Header Image

Music

Introduction

This course is equally suitable for students who intend to continue their studies at university or music college, those who wish to extend their understanding and experience of music for its intrinsic value and interest or for those who relish the pleasure they derive from it.

Music A Level develops a unique combination of practical, creative, analytical and social skills. As a result, it is highly regarded as a qualification by universities for a wide variety of degree courses. Students at Lytchett Minster have access to unrivalled facilities:
• A suite of practice rooms
• Extensive ICT resources (including Cubase, Pro-tools and Sibelius software)
• A purpose-built theatre with a Yamaha grand piano.

All students taking music A Level are automatically included in the department’s Gifted and Talented programme, which includes trips to the Royal Opera House, London workshops and performances with professional musicians and regular BSO concerts.

We also give our students tailor-made guidance on local and national music opportunities and future career paths.

Topics covered

  • Vocal music
  • Instrumental music
  • Music for film
  • Popular music and jazz
  • Fusions
  • New directions

Assessment

There are three units to the course:
Unit 1: Performing – An 8 minute recital in the final year of the course
Unit 2: Composing – Two pieces, one to a given brief (lasting one minute), the other a free choice (lasting 5 minutes)
Unit 3: Appraising – A two hour final exam, on set works (from the topics listed above) and unfamiliar music.

How the course differs from GCSE

Whereas music GCSE is open to all pupils, A Level music students should be at least grade 5 standard in an instrument at the start of the course. This is because it is not possible to access the highest mark brackets unless students are grade 7 by the end of the two year course. Though the free composition element of A Level will be familiar from GCSE, students also have to complete the technical composition tasks in the style of other composers. The course expects students to analyse set works in considerable details and to write extended essay answers; therefore there is a greater emphasis on this in relation to practical work when compared to GCSE.

Skills acquired

Students will develop performance skills (solo and/or ensemble), compose music and learn about harmony.

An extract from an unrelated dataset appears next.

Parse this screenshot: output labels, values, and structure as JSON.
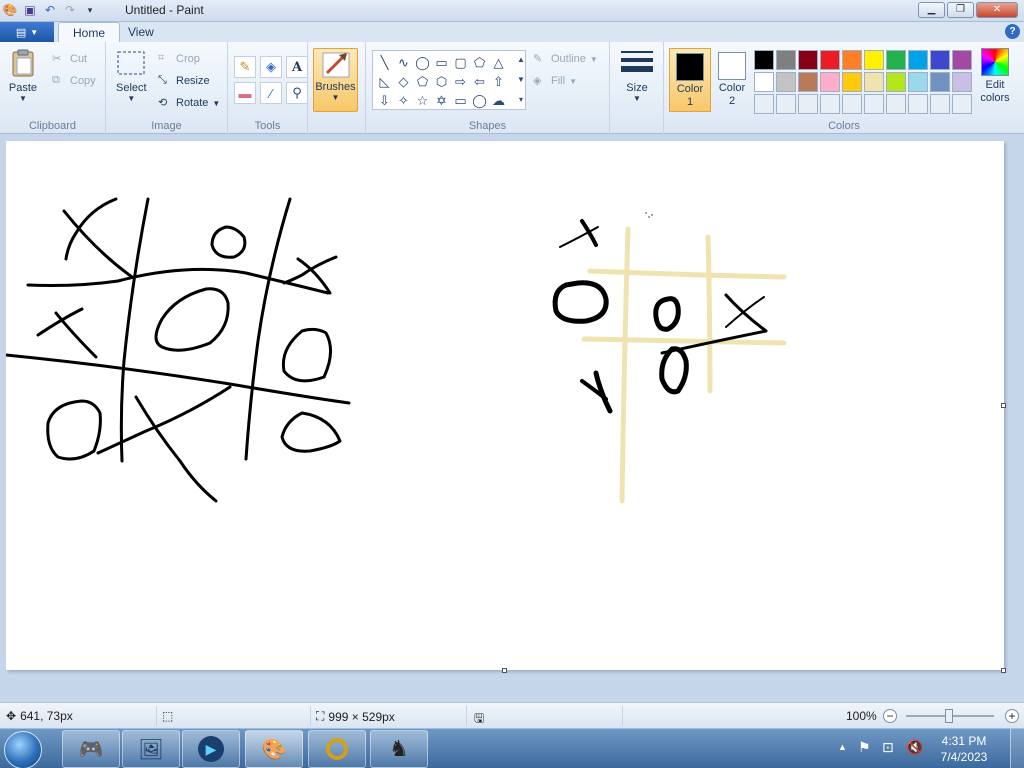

They will build up their aural and analytical skills by studying selections from set works and wider listening, drawing on styles including classical, pop and world music.

Where the course leads

Performing and teaching are perhaps the most obvious openings, but music A Level can also lead to a career in radio, television, film, recording, publishing, the retail trade, arts administration and music therapy. As well as developing practical musicianship skills, music A Level is also an academically respected subject, and past students have progressed to study the subject both at Russell Group universities and music conservatoires.

Special entry requirements

Students should have obtained at least grade 5 in GCSE music and be of grade 5 standard on an instrument. However, competent performers who have not taken GCSE music should consult Mr Painter about their suitability for the course.